Joan attends a women’s centre to carry out her order, which is supervised by the Cheshire & Greater Manchester Community Rehabilitation Company’s probation case manager Gemma Bailey. Both Joan and her son suffer from anxiety, and at the time of the attack she had stopped taking her medication, was struggling with work pressures and was going through the menopause.
Joan said: “I am genuinely pleased that my son went to the police because what I did was wrong, and I deserve what has happened to me.
“Going through the courts was incredibly stressful. But I was happy to accept whatever punishment I got.
“I was also worried about being on probation, but it’s turned out being one of the best things that’s ever happened to me.”
Like all women sentenced in Runcorn, Joan is supervised at the Halton Women’s Centre. Probation operates from the building one day a week. Gemma specialises in supervising women offenders and attends every week along with senior case manager Rebecca Rowles and volunteer Darcie Gregory.
Joan said: “Because it’s a woman-only group, it means I feel able to talk about what’s on my mind. I don’t feel I have to hide anything.
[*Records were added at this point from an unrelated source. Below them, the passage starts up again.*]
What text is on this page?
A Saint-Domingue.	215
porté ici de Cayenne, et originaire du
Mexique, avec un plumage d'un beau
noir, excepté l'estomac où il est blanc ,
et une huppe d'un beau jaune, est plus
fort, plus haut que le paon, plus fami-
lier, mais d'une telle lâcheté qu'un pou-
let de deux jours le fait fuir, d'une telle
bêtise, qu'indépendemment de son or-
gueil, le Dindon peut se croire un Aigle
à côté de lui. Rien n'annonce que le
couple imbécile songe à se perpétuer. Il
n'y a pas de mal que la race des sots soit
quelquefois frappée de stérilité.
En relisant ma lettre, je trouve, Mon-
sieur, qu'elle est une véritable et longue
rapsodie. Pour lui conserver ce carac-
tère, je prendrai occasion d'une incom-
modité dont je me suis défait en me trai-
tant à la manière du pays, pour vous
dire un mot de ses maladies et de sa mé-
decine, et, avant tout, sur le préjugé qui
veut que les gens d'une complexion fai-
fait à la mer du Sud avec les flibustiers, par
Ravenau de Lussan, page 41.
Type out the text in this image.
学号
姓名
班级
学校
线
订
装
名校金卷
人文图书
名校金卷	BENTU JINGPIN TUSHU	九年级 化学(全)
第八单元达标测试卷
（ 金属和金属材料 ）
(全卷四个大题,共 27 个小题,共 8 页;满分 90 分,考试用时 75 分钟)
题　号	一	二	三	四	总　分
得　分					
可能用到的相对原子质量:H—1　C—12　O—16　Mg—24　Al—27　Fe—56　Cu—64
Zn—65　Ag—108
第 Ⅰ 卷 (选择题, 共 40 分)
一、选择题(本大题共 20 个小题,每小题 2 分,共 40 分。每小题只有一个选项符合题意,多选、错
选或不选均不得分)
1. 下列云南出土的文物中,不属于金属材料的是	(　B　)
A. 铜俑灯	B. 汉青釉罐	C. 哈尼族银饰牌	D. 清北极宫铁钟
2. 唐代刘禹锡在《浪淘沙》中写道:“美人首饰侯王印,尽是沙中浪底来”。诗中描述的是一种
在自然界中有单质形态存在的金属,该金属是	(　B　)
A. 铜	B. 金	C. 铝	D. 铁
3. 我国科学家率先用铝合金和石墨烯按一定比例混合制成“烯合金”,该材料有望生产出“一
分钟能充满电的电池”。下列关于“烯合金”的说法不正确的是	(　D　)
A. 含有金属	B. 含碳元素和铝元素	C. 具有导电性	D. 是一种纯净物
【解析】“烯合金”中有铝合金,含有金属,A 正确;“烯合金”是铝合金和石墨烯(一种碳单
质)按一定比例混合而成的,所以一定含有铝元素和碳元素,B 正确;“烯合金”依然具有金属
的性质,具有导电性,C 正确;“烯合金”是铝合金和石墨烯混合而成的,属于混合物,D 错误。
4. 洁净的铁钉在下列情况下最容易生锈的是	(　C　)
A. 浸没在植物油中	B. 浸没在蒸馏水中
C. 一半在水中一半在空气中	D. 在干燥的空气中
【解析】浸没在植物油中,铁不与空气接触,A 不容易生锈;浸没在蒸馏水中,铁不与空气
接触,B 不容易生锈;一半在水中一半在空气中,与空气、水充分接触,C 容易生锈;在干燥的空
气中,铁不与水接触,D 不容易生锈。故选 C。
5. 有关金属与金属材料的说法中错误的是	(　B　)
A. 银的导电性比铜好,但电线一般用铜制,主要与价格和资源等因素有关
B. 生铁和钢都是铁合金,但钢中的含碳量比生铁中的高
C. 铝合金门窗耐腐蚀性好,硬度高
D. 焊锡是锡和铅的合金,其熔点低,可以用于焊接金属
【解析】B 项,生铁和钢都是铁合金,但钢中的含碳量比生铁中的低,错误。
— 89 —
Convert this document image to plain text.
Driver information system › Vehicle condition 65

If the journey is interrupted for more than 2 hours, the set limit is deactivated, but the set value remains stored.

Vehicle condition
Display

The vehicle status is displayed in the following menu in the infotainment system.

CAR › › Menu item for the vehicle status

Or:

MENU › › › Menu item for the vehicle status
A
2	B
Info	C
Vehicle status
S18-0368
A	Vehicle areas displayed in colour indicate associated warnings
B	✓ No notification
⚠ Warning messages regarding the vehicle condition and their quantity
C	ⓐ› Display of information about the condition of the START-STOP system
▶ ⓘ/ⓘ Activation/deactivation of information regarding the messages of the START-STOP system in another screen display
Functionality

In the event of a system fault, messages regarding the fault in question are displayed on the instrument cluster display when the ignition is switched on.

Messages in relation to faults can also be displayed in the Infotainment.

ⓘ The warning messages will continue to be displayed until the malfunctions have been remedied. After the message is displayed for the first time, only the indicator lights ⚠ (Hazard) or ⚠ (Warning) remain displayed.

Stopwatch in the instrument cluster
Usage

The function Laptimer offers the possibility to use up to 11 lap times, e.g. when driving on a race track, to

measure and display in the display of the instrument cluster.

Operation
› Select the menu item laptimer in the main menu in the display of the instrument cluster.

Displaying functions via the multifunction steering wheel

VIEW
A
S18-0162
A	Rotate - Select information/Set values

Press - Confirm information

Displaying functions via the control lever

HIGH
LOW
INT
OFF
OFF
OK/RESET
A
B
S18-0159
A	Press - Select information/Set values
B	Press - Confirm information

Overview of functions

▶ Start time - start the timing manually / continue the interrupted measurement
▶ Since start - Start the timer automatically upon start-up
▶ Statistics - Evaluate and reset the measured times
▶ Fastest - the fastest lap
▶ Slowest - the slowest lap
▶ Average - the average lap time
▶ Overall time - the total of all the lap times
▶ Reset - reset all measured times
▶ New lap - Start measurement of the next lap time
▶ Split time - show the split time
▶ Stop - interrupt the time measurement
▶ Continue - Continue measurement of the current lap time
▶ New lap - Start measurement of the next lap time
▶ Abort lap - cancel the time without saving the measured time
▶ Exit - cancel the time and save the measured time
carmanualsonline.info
“There are some lovely girls that come here. We help each other. I know they’ve committed a crime, but it’s up to each person what they want to share. We don’t judge, but we do try to help each other. It’s great to feel that you are not alone.
“I am absolutely positive that this group helps people to stop re-offending.”
Joan was referred to her GP and is now on the right medication. She successfully completes her sentence in February and has already finished her unpaid work order.
She said: “I completed some of my Community Payback at a charity store. That was also an eye-opener. I met many people who didn’t have very much, and it made me appreciate what I’d got.”
Gemma said: “Joan has done so well. She identified what had lead up to the offence and has learned ways to ensure it doesn’t happen again.
“We focus on strengths as a key way of helping the people we supervise build strategies to help them to not re-offend. Joan has grown in confidence and now appreciates the difference between being assertive and being aggressive.
“I am really proud of the progress she has made.”
Joan added: “I’ve got so much respect for the staff. They are all approachable and I know they want to help me as much as they can.
“The course we did has helped me take a step back, to not lose my temper and to prioritise things so I can see what’s really important.
“When I lost my temper, I felt like I was ready to burst. Coming here has made me realise how stupid I was, I’d kept everything bottled up.
“I am so much happier now.”
*Joan is not the service user’s real name.